At Animal Surgical Clinic of Seattle, our underwater treadmill is designed specifically for veterinary use and uses water to support your pet’s weight while walking. It provides the ability to strengthen the patient’s muscles in an environment of little to no pressure on the joints, due to the buoyancy of the water.

Benefits of hydrotherapy on the underwater treadmill:

  • Decreases recovery time after surgery
  • Improves arthritis through low impact exercise
  • Improves cardiovascular fitness
  • Assists with weight loss
  • When used with warm water (85-90 degrees), it also increases flexibility, mobility, and contractility of the muscles, tendons and ligaments.
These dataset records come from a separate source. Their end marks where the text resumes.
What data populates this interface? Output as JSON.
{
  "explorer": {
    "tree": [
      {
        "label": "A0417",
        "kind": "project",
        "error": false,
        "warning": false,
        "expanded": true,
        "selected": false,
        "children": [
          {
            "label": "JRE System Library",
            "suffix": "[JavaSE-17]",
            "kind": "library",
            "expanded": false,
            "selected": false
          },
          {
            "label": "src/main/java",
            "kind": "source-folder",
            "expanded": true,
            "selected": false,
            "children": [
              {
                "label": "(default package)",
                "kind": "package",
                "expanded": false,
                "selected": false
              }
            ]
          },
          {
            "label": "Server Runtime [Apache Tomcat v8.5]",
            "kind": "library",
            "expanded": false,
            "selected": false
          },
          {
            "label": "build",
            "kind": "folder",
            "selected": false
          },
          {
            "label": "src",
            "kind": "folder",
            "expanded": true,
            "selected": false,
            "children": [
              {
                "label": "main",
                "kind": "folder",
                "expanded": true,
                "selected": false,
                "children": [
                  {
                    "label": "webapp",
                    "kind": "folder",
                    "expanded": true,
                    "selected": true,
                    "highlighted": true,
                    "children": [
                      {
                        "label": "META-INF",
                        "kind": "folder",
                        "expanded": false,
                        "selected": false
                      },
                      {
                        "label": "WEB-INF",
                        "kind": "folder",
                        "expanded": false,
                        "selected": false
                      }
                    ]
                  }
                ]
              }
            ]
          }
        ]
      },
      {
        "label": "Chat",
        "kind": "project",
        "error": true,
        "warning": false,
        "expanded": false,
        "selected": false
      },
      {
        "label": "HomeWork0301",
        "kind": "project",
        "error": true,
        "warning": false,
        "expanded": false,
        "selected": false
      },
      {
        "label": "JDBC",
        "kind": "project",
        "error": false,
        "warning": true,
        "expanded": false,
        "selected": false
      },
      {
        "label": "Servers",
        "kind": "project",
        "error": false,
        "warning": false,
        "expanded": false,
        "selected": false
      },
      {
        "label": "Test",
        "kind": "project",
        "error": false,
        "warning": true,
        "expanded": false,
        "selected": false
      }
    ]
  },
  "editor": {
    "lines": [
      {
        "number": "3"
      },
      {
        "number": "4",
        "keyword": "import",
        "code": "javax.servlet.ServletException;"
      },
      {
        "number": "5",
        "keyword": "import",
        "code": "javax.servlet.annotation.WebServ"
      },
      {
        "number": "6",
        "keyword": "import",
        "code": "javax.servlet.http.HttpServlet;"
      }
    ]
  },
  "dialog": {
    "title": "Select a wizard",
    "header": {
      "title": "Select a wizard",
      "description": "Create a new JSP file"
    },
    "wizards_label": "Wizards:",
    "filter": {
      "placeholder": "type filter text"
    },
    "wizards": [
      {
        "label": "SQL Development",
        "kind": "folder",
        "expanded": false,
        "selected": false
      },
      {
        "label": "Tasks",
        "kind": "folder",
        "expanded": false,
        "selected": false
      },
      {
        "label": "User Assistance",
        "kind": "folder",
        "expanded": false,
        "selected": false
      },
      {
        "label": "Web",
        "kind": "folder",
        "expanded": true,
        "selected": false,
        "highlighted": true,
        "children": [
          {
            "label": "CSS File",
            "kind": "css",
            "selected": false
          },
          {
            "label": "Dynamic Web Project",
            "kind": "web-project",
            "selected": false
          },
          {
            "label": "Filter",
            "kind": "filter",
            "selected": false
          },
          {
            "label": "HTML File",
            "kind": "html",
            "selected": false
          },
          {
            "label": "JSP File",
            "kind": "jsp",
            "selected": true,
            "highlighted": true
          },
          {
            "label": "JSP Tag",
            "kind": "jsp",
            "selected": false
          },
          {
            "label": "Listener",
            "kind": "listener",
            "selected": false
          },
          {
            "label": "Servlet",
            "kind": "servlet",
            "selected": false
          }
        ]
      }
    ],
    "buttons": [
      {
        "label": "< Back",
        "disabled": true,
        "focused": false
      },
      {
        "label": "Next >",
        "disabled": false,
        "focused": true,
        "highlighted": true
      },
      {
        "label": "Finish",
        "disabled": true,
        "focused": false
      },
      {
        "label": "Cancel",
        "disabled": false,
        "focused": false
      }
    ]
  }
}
Swimming where the paws are not touching a surface is considered less specific and does not provide as much joint extension and range of motion as the underwater treadmill.  In addition, the variables (speed, resistance, and depth) can be controlled in an underwater treadmill, allowing for a consistently progressive therapy plan.

The treadmill can be used in the very early stages of re-learning proper movement; the higher the water level, the more of your pet’s weight is supported.  Filling up the water to the shoulder joint level will decrease the dog’s effective weight to only 38%. We frequently observe that a dog that will not use one of its limbs on land will use the the limb in the water.  As strength and correct movement improves, the water level is lowered as the dog is able to bear more of its own weight.

The water resistance on the limbs as the dog walks in the water causes him/her to work harder to move. This hard work will build up muscles and endurance without causing any joint pain.  When the patient walks on the underwater treadmill, they tend to move their limbs using an exaggerated range of motion, providing additional therapeutic benefits.